Lehigh Technologies builds Georgia facility
by David J. Fournier
Lehigh Technologies, producers
of fine rubber powders for various industries, has installed a
new processing facility in Tucker, Georgia. Lehigh manufactures
fine rubber powder, called PolyDyne™. It is produced in
sizes ranging from 80 mesh (180 microns) to 200 mesh (75 microns),
and is used in various applications such as specialty chemicals,
tires and other automotive parts, and plastics.
Lehigh estimates that its new
83,000 sq.ft. Georgia facility will be able to churn out nearly
100 million pounds a year of fine rubber powder, more than four
times the total current market. The rubber powder may be used
as a substitute for virgin materials, the price of which has risen
due to surges in Chinese demand and today’s higher price
of oil. Says Dennis Gormley, chairman, president and CEO of Lehigh,
“For the elastomeric-based industries, the PolyDyne™
and PolyFlow™ powders are value-added alternatives for virgin
and synthetic polymers and resins. They lead to better control
of material costs. Lehigh’s powders offer a unique solution
to help combat the worldwide rubber materials shortage and price
escalation.”
Lehigh managed to raise more
than $8 million with a second round of private venture funding.
This was used to begin limited production at the Tucker plant
in September of 2005. In addition to its Georgia plant, Lehigh
has plans to begin operating additional facilities by 2007 and
2008, each of which should produce an additional 100 million pounds
of fine rubber powders. The locations for these additional facilities
are still being sought.
Lehigh hopes that the new plants
will make recycled rubber a more viable choice for manufacturers
by producing it at a higher quality and volume. Mr. Gormley said,
“In the past, manufacturers could not depend upon the quality
of recycled materials and those materials were not available in
sufficient commercial volume. They will be soon from Lehigh Technologies.”

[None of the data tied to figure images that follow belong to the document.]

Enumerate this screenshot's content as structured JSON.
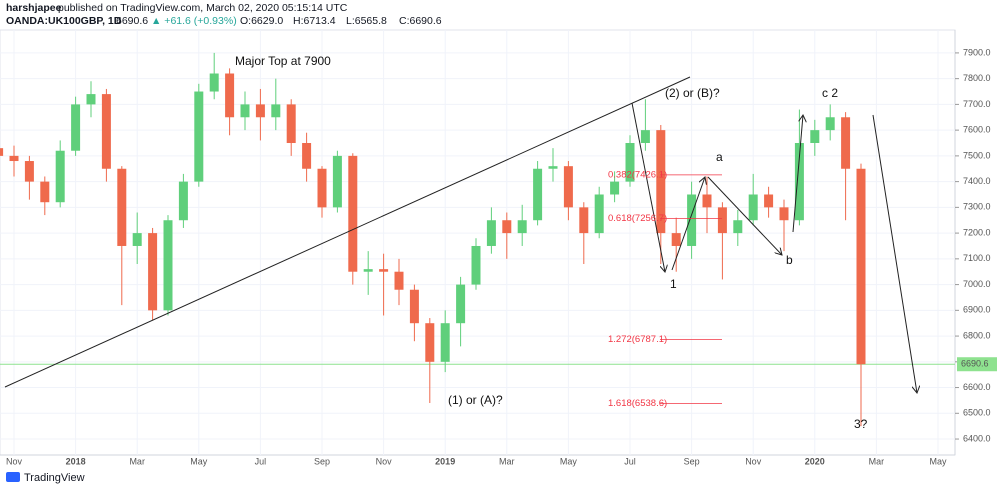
{
  "header": {
    "publisher": "harshjapee",
    "published": " published on TradingView.com, March 02, 2020 05:15:14 UTC",
    "symbol": "OANDA:UK100GBP, 1D",
    "last": "6690.6",
    "change": "▲ +61.6 (+0.93%)",
    "ohlc": [
      "O:6629.0",
      "H:6713.4",
      "L:6565.8",
      "C:6690.6"
    ]
  },
  "chart_data": {
    "type": "candlestick",
    "categories": [
      null,
      "Nov",
      null,
      null,
      null,
      "2018",
      null,
      null,
      null,
      "Mar",
      null,
      null,
      null,
      "May",
      null,
      null,
      null,
      "Jul",
      null,
      null,
      null,
      "Sep",
      null,
      null,
      null,
      "Nov",
      null,
      null,
      null,
      "2019",
      null,
      null,
      null,
      "Mar",
      null,
      null,
      null,
      "May",
      null,
      null,
      null,
      "Jul",
      null,
      null,
      null,
      "Sep",
      null,
      null,
      null,
      "Nov",
      null,
      null,
      null,
      "2020",
      null,
      null,
      null,
      "Mar",
      null,
      null,
      null,
      "May",
      null
    ],
    "open": [
      7530,
      7500,
      7480,
      7400,
      7320,
      7520,
      7700,
      7740,
      7450,
      7150,
      7200,
      6900,
      7250,
      7400,
      7750,
      7820,
      7650,
      7700,
      7650,
      7700,
      7550,
      7450,
      7300,
      7500,
      7050,
      7060,
      7050,
      6980,
      6850,
      6700,
      6850,
      7000,
      7150,
      7250,
      7200,
      7250,
      7450,
      7460,
      7300,
      7200,
      7350,
      7400,
      7550,
      7600,
      7200,
      7150,
      7350,
      7300,
      7200,
      7250,
      7350,
      7300,
      7250,
      7550,
      7600,
      7650,
      7450,
      null,
      null,
      null,
      null,
      null,
      null
    ],
    "high": [
      7570,
      7540,
      7500,
      7420,
      7560,
      7730,
      7790,
      7760,
      7460,
      7280,
      7220,
      7270,
      7430,
      7780,
      7900,
      7840,
      7750,
      7760,
      7800,
      7720,
      7590,
      7460,
      7520,
      7510,
      7130,
      7120,
      7100,
      7000,
      6870,
      6900,
      7030,
      7180,
      7300,
      7280,
      7310,
      7480,
      7530,
      7480,
      7320,
      7380,
      7440,
      7580,
      7720,
      7620,
      7260,
      7400,
      7420,
      7320,
      7290,
      7430,
      7380,
      7330,
      7680,
      7640,
      7700,
      7670,
      7470,
      null,
      null,
      null,
      null,
      null,
      null
    ],
    "low": [
      7440,
      7420,
      7330,
      7270,
      7300,
      7500,
      7650,
      7400,
      6920,
      7080,
      6860,
      6880,
      7220,
      7380,
      7720,
      7580,
      7600,
      7560,
      7600,
      7500,
      7400,
      7260,
      7280,
      7000,
      6960,
      6880,
      6920,
      6780,
      6540,
      6660,
      6760,
      6980,
      7120,
      7100,
      7150,
      7230,
      7400,
      7250,
      7080,
      7180,
      7320,
      7380,
      7520,
      7080,
      7050,
      7100,
      7200,
      7020,
      7150,
      7230,
      7260,
      7130,
      7230,
      7500,
      7560,
      7250,
      6450,
      null,
      null,
      null,
      null,
      null,
      null
    ],
    "close": [
      7500,
      7480,
      7400,
      7320,
      7520,
      7700,
      7740,
      7450,
      7150,
      7200,
      6900,
      7250,
      7400,
      7750,
      7820,
      7650,
      7700,
      7650,
      7700,
      7550,
      7450,
      7300,
      7500,
      7050,
      7060,
      7050,
      6980,
      6850,
      6700,
      6850,
      7000,
      7150,
      7250,
      7200,
      7250,
      7450,
      7460,
      7300,
      7200,
      7350,
      7400,
      7550,
      7600,
      7200,
      7150,
      7350,
      7300,
      7200,
      7250,
      7350,
      7300,
      7250,
      7550,
      7600,
      7650,
      7450,
      6690.6,
      null,
      null,
      null,
      null,
      null,
      null
    ],
    "up_color": "#5fcf7b",
    "down_color": "#ef6a4c",
    "ylim": [
      6338,
      7989
    ],
    "yticks": [
      {
        "value": 6400,
        "label": "6400.0"
      },
      {
        "value": 6500,
        "label": "6500.0"
      },
      {
        "value": 6600,
        "label": "6600.0"
      },
      {
        "value": 6700,
        "label": "6700.0"
      },
      {
        "value": 6800,
        "label": "6800.0"
      },
      {
        "value": 6900,
        "label": "6900.0"
      },
      {
        "value": 7000,
        "label": "7000.0"
      },
      {
        "value": 7100,
        "label": "7100.0"
      },
      {
        "value": 7200,
        "label": "7200.0"
      },
      {
        "value": 7300,
        "label": "7300.0"
      },
      {
        "value": 7400,
        "label": "7400.0"
      },
      {
        "value": 7500,
        "label": "7500.0"
      },
      {
        "value": 7600,
        "label": "7600.0"
      },
      {
        "value": 7700,
        "label": "7700.0"
      },
      {
        "value": 7800,
        "label": "7800.0"
      },
      {
        "value": 7900,
        "label": "7900.0"
      }
    ],
    "grid": true,
    "price_line": {
      "value": 6690.6,
      "label": "6690.6",
      "color": "#8ee28f"
    },
    "fib_levels": [
      {
        "value": 7426.1,
        "label": "0.382(7426.1)"
      },
      {
        "value": 7256.7,
        "label": "0.618(7256.7)"
      },
      {
        "value": 6787.1,
        "label": "1.272(6787.1)"
      },
      {
        "value": 6538.6,
        "label": "1.618(6538.6)"
      }
    ],
    "fib_color": "#f23645",
    "annotations": [
      "Major Top at 7900",
      "(2) or (B)?",
      "a",
      "1",
      "b",
      "c 2",
      "(1) or (A)?",
      "3?"
    ]
  },
  "footer": {
    "brand": "TradingView"
  }
}
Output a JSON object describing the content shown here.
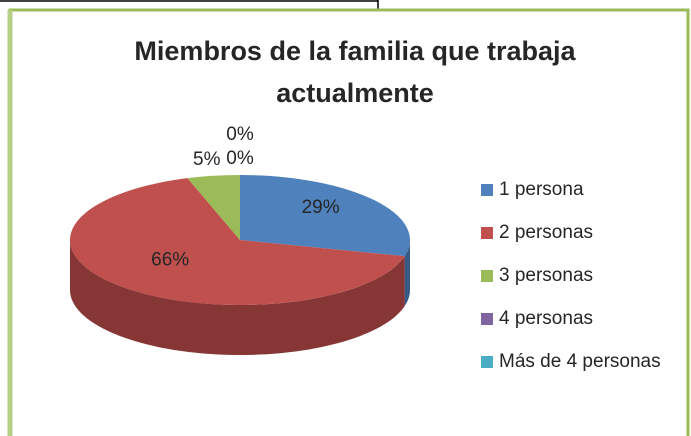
{
  "chart_data": {
    "type": "pie",
    "title": "Miembros de la familia que trabaja actualmente",
    "categories": [
      "1 persona",
      "2 personas",
      "3 personas",
      "4 personas",
      "Más de 4 personas"
    ],
    "values": [
      29,
      66,
      5,
      0,
      0
    ],
    "value_labels": [
      "29%",
      "66%",
      "5%",
      "0%",
      "0%"
    ],
    "colors": [
      "#4f81bd",
      "#c0504d",
      "#9bbb59",
      "#8064a2",
      "#4bacc6"
    ],
    "legend": "right"
  }
}
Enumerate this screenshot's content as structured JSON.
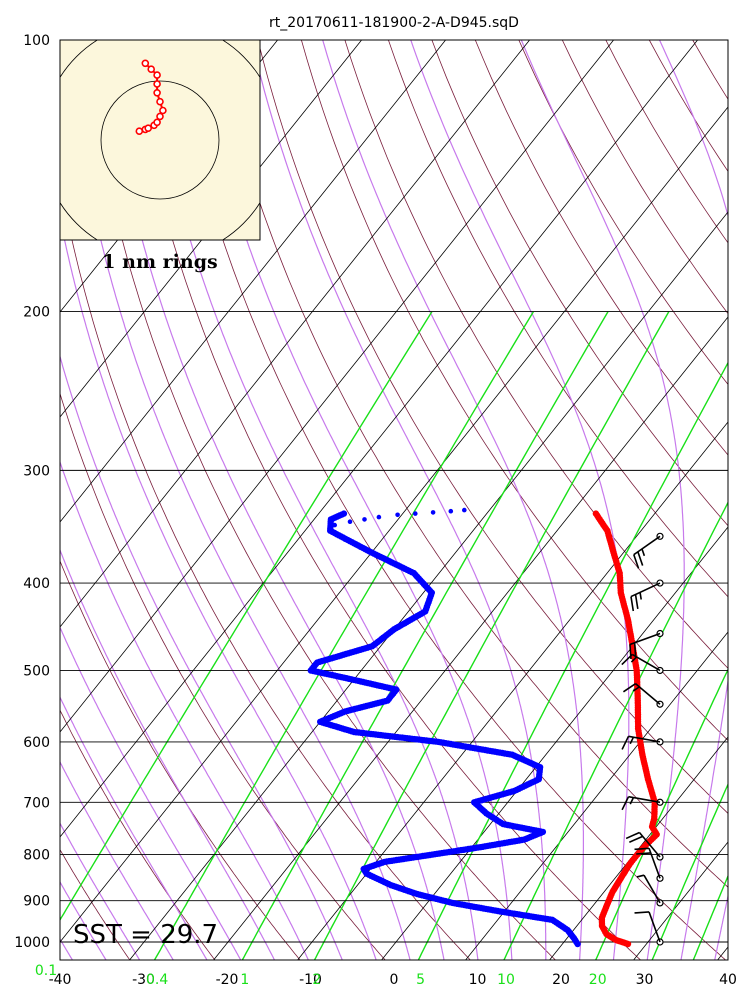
{
  "title": "rt_20170611-181900-2-A-D945.sqD",
  "sst_label": "SST = 29.7",
  "hodograph_label": "1 nm rings",
  "chart_data": {
    "type": "skew-t",
    "title": "rt_20170611-181900-2-A-D945.sqD",
    "y_scale": "log",
    "ylim": [
      1000,
      100
    ],
    "xlim": [
      -40,
      40
    ],
    "pressure_ticks": [
      100,
      200,
      300,
      400,
      500,
      600,
      700,
      800,
      900,
      1000
    ],
    "temperature_ticks": [
      -40,
      -30,
      -20,
      -10,
      0,
      10,
      20,
      30,
      40
    ],
    "mixing_ratio_ticks": [
      "0.1",
      "0.4",
      "1",
      "2",
      "5",
      "10",
      "20"
    ],
    "series": [
      {
        "name": "Temperature",
        "color": "#ff0000",
        "p": [
          1005,
          995,
          980,
          960,
          940,
          920,
          900,
          880,
          860,
          840,
          820,
          800,
          780,
          760,
          745,
          730,
          700,
          660,
          620,
          580,
          540,
          500,
          470,
          440,
          410,
          390,
          370,
          350,
          340,
          335
        ],
        "temp": [
          27.8,
          26.0,
          24.3,
          23.0,
          22.2,
          21.8,
          21.4,
          21.0,
          20.8,
          20.6,
          20.4,
          20.4,
          20.5,
          20.8,
          19.5,
          19.0,
          17.5,
          14.5,
          11.5,
          8.5,
          5.8,
          2.8,
          0.0,
          -3.0,
          -6.5,
          -8.5,
          -11.2,
          -14.0,
          -16.0,
          -17.0
        ]
      },
      {
        "name": "Dew point",
        "color": "#0000ff",
        "p": [
          1005,
          990,
          970,
          945,
          925,
          905,
          885,
          865,
          840,
          830,
          815,
          800,
          785,
          770,
          755,
          740,
          720,
          700,
          680,
          660,
          640,
          620,
          600,
          585,
          570,
          555,
          540,
          525,
          510,
          500,
          490,
          470,
          450,
          430,
          410,
          390,
          370,
          350,
          340,
          335
        ],
        "temp": [
          21.8,
          20.8,
          19.3,
          16.5,
          9.5,
          3.0,
          -2.0,
          -6.0,
          -10.0,
          -10.8,
          -9.0,
          -4.0,
          1.0,
          5.5,
          7.0,
          1.5,
          -1.5,
          -4.0,
          -0.3,
          1.5,
          0.5,
          -4.0,
          -14.0,
          -25.0,
          -30.0,
          -28.0,
          -24.0,
          -24.0,
          -31.0,
          -36.0,
          -36.0,
          -31.0,
          -30.0,
          -28.0,
          -29.0,
          -33.0,
          -40.0,
          -47.0,
          -48.0,
          -47.0
        ]
      },
      {
        "name": "Dew point (upper, dotted)",
        "color": "#0000ff",
        "p": [
          345,
          342,
          340,
          338,
          336,
          335,
          334,
          333,
          332
        ],
        "temp": [
          -47.0,
          -45.5,
          -44.0,
          -42.5,
          -40.5,
          -38.5,
          -36.5,
          -34.5,
          -33.0
        ]
      }
    ],
    "wind_barbs": [
      {
        "p": 1000,
        "dir": 340,
        "kt": 10
      },
      {
        "p": 905,
        "dir": 330,
        "kt": 5
      },
      {
        "p": 850,
        "dir": 340,
        "kt": 20
      },
      {
        "p": 805,
        "dir": 320,
        "kt": 20
      },
      {
        "p": 700,
        "dir": 280,
        "kt": 15
      },
      {
        "p": 600,
        "dir": 280,
        "kt": 15
      },
      {
        "p": 545,
        "dir": 310,
        "kt": 15
      },
      {
        "p": 500,
        "dir": 300,
        "kt": 15
      },
      {
        "p": 455,
        "dir": 250,
        "kt": 20
      },
      {
        "p": 400,
        "dir": 245,
        "kt": 25
      },
      {
        "p": 355,
        "dir": 235,
        "kt": 25
      }
    ],
    "hodograph_track": [
      [
        -0.35,
        0.15
      ],
      [
        -0.25,
        0.18
      ],
      [
        -0.2,
        0.2
      ],
      [
        -0.1,
        0.25
      ],
      [
        -0.05,
        0.3
      ],
      [
        0.0,
        0.4
      ],
      [
        0.05,
        0.5
      ],
      [
        0.0,
        0.65
      ],
      [
        -0.05,
        0.8
      ],
      [
        -0.05,
        0.95
      ],
      [
        -0.05,
        1.1
      ],
      [
        -0.15,
        1.2
      ],
      [
        -0.25,
        1.3
      ]
    ],
    "grid": true
  }
}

Several industries have been affected by the short supply of rubber
powder. For instance, the tire industry has been manufacturing
tires containing rubber powder in parts of the tire such as th1e
tread, sidewall, and inner liner for decades. However, the practice
has been curtailed by the short supplies and relatively high cost
of the powders. Lehigh’s new process should help change
that.
The feedstock for Lehigh’s
product comes from scrap tire material and other scrap rubber.
One of their facilities at full production consumes somewhere
around six million tires on an annual basis. However, with a market
for rubber powder at an estimated 1.7 billion pounds a year in
North America alone, 6 million tires is small fraction of what
will be required to fill such a need. Aside from reusing scrap
tires, Lehigh’s product offers another important environmental
benefit.
Tires are manufactured using
eight gallons of oil per tire. If tires were manufactured using
10% rubber powder, that would amount to over a gallon of oil saved
per tire. If this was done on a global scale, 36 million barrels
of oil could be saved on an annual basis. Lehigh’s manufacturing
process does not produce any industrial waste or dangerous by-products.
In fact, the only by-product of the process is gaseous nitrogen.
The process for making the powder
itself is revolutionary. Liquid nitrogen is used to reduce rubber
scraps to temperatures between -100°F and -120°F at which
point the rubber becomes as brittle as glass. Once the rubber
has been frozen, it is sent through a high speed milling system
that was up-scaled and adapted from European pharmaceutical machines.
Rigid quality controls are in
place to ensure product uniformity. In fact, according to James
Gray, vice president of sales and marketing, the process is on
track to become ISO certified early this summer.